Прыжок - Сергей Лукьяненко
— Думаете, что в вас своё, а что от Ракс? — спросил Соколовский.
Горчаков залпом выпил, откашлялся. Взял со стола кусочек сыра, заел.
— Глупости, доктор. Своего в нас ничего не осталось. Нас пересобрали.
— Ерунда, — хладнокровно ответил Соколовский. — Скорей уж привели в порядок. Человеческое тело и без того полностью обновляется каждые семь лет.
Вальц хмыкнул и с сомнением посмотрел на доктора.
Они сидели в медотсеке втроём, что, по мнению Соколовского, было самым правильным количеством для душевного времяпровождения после сильного стресса. Горчаков, Вальц и сам Соколовский, опять же по мнению доктора, являлись оптимальным составом.
— Ну да, не смотрите на меня так, — согласился доктор. — Это очень упрощенно, все клетки обновляются по-разному.
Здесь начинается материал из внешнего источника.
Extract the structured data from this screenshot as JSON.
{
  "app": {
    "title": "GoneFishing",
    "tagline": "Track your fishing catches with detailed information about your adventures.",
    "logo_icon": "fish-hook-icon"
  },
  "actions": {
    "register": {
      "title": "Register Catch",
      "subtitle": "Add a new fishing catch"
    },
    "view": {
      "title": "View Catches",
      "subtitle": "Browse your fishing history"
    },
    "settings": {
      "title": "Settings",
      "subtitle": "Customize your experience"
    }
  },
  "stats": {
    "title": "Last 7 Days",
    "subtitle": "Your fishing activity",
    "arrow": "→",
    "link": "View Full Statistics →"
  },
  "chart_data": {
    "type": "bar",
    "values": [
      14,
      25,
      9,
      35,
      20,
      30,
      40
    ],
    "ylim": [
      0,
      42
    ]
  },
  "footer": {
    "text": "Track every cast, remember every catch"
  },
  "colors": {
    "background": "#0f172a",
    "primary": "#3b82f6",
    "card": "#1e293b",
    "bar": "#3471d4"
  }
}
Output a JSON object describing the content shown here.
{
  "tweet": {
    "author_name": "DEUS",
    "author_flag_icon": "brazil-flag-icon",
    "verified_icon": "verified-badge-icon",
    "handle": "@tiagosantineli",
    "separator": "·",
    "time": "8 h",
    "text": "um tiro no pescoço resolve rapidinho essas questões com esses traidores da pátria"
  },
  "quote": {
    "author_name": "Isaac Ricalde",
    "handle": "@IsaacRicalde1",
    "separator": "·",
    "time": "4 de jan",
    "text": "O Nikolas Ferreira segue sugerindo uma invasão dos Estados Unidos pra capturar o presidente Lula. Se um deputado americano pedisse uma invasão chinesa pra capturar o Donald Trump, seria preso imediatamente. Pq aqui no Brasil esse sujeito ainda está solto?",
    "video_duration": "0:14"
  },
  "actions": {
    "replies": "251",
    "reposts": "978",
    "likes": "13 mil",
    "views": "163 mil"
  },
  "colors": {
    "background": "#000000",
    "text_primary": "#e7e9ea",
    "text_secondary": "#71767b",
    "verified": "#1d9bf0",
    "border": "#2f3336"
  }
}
Но факт остаётся фактом, мы давно не такие, какими были в детстве или в юности. Вы бы переживали от того, что Ракс заменили в нашем теле тысячу или миллион клеток? Да вы бы и не заметили! Так чем вас пугает замена сотни триллионов клеток?
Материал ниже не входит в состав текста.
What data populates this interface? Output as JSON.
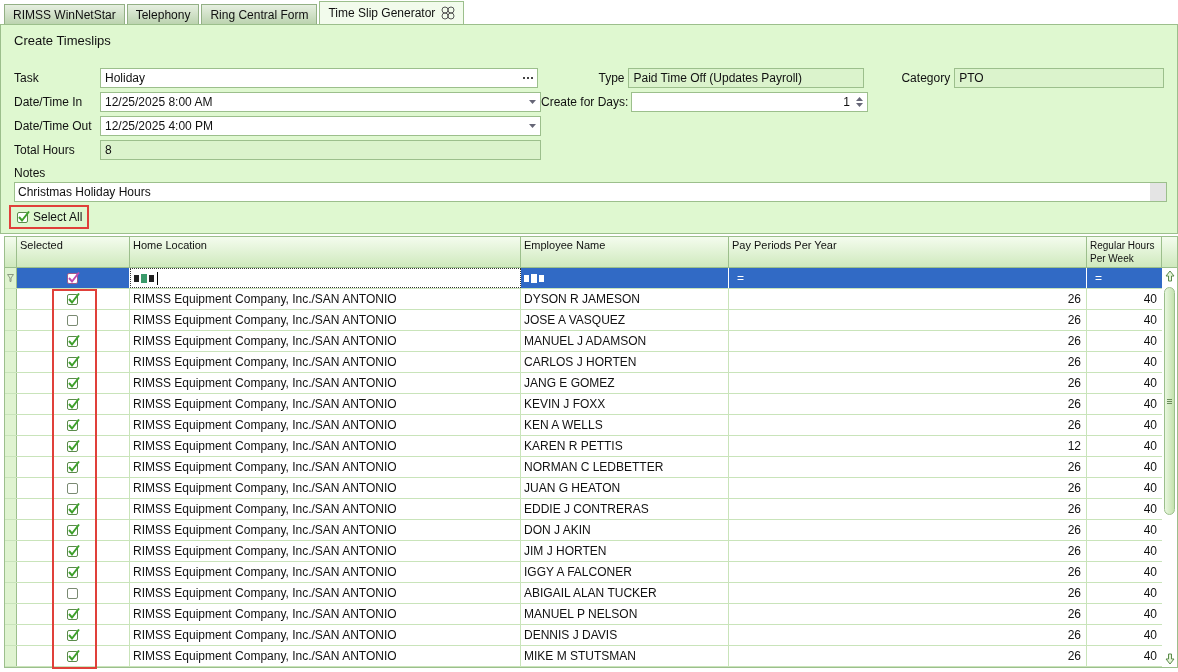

— Мне неприятно, что они стали другими, — признался Горчаков. — У меня исчезли шрамы, к примеру. Не то, чтобы я ими дорожил, но это были мои шрамы!
— А у меня исчезла седина, морщины и одышка! — Соколовский пригладил пышную чёрную шевелюру. — Всё моё, но я не грущу. И уж если между нами…
— О, господи, только не надо снова про потенцию! — взмолился Горчаков. — Я рад за вас, доктор. Мы все ощутили какие-то положительные эффекты, но…
— Но что? — спросил Соколовский, наливая ещё по чуть-чуть. — Это можно считать подарком от Ракс!
— Память, — коротко ответил Горчаков.
Соколовский нахмурился и кивнул.
— Да, я соглашусь. Но даже они ничего не могли сделать. Можно воссоздать разрушенные нейроны, но память… с ней сложнее.
Не сговариваясь, они посмотрели на дверь в реанимационный блок.
— Я не помню лицо матери, — продолжил Соколовский негромко. — Посмотрел фотографии, видео, ничего не отозвалось. Но мать уже семь лет как мертва, и, если честно, мы редко встречались последнее время. Очень смутно помню свой первый брак. Но это было полвека назад, да и брак не задался… забыл — и хорошо. Профессиональные навыки вроде как не пострадали.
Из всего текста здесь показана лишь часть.